Many of the people who talk about "the cloud" and - perhaps more importantly - spend money on it are only quasi-technical.
They are CIO's and managers in charge of purchasing an email solution. They know they need a "cloud strategy", and vendors are quite happy to tell them their solution is "cloud based" if it make them happy.
Actually, I was wondering the inverse - if using the cloud is only useful as a technical term rather then using it for some faceless/mindless strategy to a CIO or Manager.
Take for example, cloud storage. I would not sell "the cloud" part to a person, rather, I would sell them the fact that it's hosted and highly reliable, infinitely scalable, pay as you go and cheap compared to a local storage cluster buildout.

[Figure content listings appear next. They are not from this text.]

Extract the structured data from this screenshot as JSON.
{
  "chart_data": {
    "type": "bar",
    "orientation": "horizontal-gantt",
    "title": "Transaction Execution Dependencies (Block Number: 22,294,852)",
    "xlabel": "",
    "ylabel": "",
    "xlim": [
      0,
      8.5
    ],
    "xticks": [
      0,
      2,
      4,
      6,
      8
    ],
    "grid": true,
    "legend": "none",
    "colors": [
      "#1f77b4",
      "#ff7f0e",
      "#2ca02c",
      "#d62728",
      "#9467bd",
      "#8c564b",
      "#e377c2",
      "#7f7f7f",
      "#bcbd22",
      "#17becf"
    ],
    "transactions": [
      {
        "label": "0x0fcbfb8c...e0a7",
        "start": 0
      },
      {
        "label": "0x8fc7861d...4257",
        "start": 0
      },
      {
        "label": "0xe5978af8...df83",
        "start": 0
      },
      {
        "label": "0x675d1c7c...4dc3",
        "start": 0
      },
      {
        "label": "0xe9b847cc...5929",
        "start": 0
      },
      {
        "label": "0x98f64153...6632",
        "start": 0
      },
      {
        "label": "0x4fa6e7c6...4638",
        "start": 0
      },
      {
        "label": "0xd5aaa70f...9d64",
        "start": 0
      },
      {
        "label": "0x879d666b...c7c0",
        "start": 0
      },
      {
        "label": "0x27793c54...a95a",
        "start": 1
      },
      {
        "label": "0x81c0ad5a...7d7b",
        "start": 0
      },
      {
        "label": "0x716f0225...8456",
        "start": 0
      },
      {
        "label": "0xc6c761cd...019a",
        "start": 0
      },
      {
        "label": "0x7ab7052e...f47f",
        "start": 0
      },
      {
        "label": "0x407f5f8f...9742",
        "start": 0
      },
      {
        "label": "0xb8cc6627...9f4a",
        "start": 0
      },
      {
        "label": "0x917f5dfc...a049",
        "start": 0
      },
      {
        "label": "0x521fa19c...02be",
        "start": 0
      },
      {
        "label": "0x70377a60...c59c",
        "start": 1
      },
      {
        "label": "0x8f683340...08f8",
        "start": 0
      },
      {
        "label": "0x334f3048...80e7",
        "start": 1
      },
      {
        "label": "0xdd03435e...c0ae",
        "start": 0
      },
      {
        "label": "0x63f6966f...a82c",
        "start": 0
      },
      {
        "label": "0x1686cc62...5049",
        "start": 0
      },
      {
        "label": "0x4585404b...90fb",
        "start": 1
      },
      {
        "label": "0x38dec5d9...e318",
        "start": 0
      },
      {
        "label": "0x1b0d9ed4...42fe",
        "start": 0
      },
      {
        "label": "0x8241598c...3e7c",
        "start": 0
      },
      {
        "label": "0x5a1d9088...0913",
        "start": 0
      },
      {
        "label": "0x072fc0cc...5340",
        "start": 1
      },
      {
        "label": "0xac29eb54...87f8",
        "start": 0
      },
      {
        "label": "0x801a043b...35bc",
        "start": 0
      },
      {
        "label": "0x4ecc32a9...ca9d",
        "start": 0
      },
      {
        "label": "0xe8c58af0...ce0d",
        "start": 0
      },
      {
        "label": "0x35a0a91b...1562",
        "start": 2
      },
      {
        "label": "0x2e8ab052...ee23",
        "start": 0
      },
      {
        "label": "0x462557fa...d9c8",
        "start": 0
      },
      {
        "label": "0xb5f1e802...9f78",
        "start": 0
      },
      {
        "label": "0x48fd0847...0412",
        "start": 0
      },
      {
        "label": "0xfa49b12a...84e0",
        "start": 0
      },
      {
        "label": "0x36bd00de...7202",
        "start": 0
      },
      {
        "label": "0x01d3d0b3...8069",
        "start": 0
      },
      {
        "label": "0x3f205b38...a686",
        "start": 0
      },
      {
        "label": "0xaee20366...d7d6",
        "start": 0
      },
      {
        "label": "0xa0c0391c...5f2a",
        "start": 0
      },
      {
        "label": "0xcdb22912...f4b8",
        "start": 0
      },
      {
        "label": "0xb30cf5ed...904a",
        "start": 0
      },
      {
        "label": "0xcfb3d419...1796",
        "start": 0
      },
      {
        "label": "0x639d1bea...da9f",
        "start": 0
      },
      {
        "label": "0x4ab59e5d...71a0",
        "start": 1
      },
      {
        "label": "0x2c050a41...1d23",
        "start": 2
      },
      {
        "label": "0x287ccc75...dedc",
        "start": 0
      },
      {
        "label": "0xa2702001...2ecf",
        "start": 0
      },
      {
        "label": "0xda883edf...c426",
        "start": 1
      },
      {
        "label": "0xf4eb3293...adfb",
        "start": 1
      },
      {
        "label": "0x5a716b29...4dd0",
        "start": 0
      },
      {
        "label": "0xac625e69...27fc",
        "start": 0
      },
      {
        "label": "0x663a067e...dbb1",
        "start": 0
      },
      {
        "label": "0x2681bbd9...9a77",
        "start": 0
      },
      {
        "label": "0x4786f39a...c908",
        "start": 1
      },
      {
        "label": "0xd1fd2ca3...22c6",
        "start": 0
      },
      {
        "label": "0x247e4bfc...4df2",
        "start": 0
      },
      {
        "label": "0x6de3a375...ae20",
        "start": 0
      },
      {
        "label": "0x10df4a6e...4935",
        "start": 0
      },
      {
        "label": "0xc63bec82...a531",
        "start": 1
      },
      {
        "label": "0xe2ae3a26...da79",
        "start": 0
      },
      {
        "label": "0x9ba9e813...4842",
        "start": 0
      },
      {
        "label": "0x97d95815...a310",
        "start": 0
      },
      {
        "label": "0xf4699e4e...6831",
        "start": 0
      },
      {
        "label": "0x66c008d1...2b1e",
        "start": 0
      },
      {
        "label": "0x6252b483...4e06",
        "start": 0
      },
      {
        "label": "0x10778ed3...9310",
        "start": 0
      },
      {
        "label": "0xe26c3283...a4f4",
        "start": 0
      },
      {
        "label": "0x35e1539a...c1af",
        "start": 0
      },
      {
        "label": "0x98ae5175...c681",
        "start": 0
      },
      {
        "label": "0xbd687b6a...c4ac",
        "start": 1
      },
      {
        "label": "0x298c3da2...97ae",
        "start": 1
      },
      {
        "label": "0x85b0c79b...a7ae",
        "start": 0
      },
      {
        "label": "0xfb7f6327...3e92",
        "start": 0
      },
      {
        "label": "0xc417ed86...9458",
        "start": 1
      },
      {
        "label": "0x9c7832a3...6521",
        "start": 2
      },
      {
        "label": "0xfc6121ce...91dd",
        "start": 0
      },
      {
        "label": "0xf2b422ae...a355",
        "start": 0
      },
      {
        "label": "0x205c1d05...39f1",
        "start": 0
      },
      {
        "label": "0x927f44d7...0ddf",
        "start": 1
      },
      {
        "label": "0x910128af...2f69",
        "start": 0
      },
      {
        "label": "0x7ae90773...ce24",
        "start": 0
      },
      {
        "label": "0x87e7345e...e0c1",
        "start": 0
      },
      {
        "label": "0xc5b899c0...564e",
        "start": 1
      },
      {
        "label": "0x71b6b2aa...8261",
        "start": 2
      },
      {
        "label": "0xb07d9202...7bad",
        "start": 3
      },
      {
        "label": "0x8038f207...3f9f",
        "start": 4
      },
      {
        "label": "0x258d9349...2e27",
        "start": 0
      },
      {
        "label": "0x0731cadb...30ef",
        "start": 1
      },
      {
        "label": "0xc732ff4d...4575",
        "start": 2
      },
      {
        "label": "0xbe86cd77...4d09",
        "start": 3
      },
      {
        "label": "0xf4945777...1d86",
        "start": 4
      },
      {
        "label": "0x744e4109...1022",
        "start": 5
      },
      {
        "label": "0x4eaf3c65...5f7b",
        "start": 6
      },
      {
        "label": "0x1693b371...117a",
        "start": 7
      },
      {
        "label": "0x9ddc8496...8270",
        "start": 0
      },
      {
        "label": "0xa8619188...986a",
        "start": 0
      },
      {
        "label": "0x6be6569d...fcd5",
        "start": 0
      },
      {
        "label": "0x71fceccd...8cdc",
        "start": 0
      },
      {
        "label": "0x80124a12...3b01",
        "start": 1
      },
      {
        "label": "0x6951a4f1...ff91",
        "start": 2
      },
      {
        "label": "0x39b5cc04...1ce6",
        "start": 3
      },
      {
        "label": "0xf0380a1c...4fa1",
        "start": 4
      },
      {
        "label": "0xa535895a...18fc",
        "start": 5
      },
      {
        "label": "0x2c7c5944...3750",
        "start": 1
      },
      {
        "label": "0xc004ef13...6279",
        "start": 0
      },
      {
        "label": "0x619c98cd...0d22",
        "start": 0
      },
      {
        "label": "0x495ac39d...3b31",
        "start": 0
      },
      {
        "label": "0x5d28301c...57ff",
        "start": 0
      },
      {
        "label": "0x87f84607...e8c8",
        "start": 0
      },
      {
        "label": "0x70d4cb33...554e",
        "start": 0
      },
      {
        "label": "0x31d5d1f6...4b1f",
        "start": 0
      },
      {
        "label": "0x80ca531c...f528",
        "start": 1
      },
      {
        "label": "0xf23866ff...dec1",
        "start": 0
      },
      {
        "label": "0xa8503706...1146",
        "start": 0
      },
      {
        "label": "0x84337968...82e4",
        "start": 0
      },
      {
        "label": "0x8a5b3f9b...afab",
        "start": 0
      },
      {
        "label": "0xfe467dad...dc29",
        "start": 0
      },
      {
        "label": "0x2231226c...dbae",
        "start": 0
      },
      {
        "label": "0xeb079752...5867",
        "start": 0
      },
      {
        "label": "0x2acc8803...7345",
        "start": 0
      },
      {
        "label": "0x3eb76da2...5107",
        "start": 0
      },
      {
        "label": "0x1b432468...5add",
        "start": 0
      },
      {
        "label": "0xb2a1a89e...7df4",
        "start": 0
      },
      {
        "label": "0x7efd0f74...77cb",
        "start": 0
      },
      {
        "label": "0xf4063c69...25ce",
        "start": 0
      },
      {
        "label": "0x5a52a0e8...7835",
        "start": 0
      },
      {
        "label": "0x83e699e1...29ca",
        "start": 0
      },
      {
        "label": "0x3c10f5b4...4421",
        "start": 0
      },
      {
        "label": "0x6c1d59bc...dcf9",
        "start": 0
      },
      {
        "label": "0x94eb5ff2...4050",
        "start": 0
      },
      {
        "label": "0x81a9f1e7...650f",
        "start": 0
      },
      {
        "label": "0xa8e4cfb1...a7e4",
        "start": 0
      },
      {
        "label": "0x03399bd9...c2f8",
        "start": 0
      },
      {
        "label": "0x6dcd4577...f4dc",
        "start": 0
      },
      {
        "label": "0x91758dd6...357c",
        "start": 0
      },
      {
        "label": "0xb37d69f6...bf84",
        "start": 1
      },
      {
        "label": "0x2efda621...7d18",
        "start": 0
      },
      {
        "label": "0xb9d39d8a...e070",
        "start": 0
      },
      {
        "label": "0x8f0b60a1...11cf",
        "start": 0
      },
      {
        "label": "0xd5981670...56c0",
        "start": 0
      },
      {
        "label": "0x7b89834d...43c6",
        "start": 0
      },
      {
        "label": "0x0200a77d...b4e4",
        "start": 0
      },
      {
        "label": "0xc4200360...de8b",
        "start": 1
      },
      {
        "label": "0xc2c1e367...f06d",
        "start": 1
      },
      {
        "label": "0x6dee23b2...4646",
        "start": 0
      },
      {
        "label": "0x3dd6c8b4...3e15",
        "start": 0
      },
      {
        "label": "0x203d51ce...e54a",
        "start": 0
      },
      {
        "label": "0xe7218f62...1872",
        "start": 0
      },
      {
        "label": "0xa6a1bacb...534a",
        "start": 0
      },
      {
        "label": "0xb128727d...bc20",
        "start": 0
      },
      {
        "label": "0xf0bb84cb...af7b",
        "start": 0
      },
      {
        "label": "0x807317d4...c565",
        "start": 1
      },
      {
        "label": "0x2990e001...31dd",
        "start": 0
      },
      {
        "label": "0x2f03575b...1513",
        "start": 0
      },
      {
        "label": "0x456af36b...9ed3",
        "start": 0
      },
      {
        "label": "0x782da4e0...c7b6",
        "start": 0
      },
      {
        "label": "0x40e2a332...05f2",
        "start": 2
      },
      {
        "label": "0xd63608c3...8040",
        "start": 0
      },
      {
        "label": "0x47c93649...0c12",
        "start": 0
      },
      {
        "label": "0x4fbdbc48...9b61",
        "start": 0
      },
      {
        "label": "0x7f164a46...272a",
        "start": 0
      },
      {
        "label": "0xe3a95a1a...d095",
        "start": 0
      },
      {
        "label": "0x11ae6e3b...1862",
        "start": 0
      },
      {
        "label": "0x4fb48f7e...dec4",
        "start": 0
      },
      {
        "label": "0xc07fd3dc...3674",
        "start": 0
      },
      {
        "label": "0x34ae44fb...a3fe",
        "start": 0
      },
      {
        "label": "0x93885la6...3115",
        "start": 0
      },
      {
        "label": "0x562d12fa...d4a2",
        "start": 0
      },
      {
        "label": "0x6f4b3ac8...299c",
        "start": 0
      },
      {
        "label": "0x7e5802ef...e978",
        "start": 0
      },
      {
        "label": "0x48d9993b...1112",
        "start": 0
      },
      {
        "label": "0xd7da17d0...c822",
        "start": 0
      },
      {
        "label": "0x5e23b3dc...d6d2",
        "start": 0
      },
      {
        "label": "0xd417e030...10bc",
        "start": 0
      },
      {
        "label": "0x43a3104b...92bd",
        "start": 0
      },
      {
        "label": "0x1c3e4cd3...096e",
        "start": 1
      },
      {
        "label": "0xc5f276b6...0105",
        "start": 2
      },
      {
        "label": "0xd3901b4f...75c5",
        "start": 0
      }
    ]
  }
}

I wouldn't sell them the cloud part, as not all things in, on and around the cloud inherit all the features the cloud might bring (meaning, you can screw up an architecture no matter where it's implemented).
But unfortunately many times the people with the budget don't actually care about the features. The word "cloud" is important to them because their CEO read about it in a glossy magazine, so they need to be "cloud enabled"
You need to be careful, though because sometimes "cloud" is seen as a negative. I've seen companies that state "We don't believe in the cloud and we have a purchasing policy that excludes any cloud based solutions" - but then you dig deeper and find how proud they are of the "hosted solution" they bought from a vendor because of the way they don't have to pay for capacity until they use it.
Sigh..
(Advice for young players: Enterprise sales will kill your soul)
They are CIO's and managers in charge of purchasing an email solution. They know they need a "cloud strategy", and vendors are quite happy to tell them their solution is "cloud based" if it make them happy.
So yes - it's mostly useless as a technical term.